Bürgermeisterin fordert vom Land Berlin 94 neue Stellen

Tempelhof-Schöneberg. Berlin spart seine Bezirke kaputt. Es gibt immer weniger Geld für immer mehr Einwohner.

Längst ist das beim Berliner angekommen. Er muss lange warten, bis seine Anträge bearbeitet werden. Geschlossene Elterngeldstellen, monatelanges Warten aufs Wohngeld oder auf einen Termin im Bürgeramt, das sind die Auswirkungen der Sparpolitik. Grünflächen werden nicht mehr gepflegt, es fehlen Kontrolleure sowohl für die Straßenaufsicht als auch für die Hygiene in Restaurants und Imbissbuden.

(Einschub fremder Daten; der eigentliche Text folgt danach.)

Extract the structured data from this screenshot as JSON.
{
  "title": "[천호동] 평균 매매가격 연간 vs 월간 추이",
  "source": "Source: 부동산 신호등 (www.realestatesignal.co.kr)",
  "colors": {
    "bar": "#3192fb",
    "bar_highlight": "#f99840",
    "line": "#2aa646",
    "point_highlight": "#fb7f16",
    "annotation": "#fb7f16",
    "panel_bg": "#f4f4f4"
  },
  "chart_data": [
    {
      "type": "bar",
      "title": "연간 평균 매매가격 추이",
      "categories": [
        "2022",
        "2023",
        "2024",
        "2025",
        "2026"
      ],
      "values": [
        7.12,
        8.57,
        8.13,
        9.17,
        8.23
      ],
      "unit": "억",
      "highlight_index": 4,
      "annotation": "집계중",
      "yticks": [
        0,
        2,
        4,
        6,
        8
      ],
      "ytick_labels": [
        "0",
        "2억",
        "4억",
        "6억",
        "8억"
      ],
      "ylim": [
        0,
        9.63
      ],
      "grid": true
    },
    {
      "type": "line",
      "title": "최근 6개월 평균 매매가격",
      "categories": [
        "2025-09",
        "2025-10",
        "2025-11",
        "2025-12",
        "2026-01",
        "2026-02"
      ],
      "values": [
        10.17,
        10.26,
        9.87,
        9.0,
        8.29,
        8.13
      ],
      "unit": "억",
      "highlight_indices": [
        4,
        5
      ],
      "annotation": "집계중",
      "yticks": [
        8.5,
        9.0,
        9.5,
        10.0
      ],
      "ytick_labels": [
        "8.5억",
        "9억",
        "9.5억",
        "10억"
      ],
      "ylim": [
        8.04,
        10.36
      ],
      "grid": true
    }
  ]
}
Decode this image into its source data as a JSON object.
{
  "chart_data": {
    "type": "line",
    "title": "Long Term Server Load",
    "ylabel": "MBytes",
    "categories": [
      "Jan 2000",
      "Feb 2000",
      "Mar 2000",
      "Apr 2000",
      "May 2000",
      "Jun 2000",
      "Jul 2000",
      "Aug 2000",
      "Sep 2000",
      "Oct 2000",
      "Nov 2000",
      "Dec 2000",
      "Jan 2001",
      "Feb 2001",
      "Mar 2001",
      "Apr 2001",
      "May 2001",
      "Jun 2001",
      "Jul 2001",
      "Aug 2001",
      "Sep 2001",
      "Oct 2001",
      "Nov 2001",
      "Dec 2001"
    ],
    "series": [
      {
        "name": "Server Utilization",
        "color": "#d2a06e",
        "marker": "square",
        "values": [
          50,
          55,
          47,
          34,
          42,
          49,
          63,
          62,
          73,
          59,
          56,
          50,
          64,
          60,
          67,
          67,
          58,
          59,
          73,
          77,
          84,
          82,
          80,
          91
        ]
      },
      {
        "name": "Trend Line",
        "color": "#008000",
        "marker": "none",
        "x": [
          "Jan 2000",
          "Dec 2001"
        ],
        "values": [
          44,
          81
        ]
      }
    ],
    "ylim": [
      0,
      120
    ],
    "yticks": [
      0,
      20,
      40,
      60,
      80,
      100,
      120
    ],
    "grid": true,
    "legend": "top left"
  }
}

Der Rat der Bürgermeister hat nun am 4. Dezember insgesamt 1230 Stellen mehr für alle zwölf Bezirke gefordert. Es kommt selten vor, dass sich die Bürgermeister alle einig sind. Doch in diesem Fall treten sie geschlossen auf. Sie fordern ebenfalls, dass der 2012 beschlossene Stellenabbau sofort gestoppt wird.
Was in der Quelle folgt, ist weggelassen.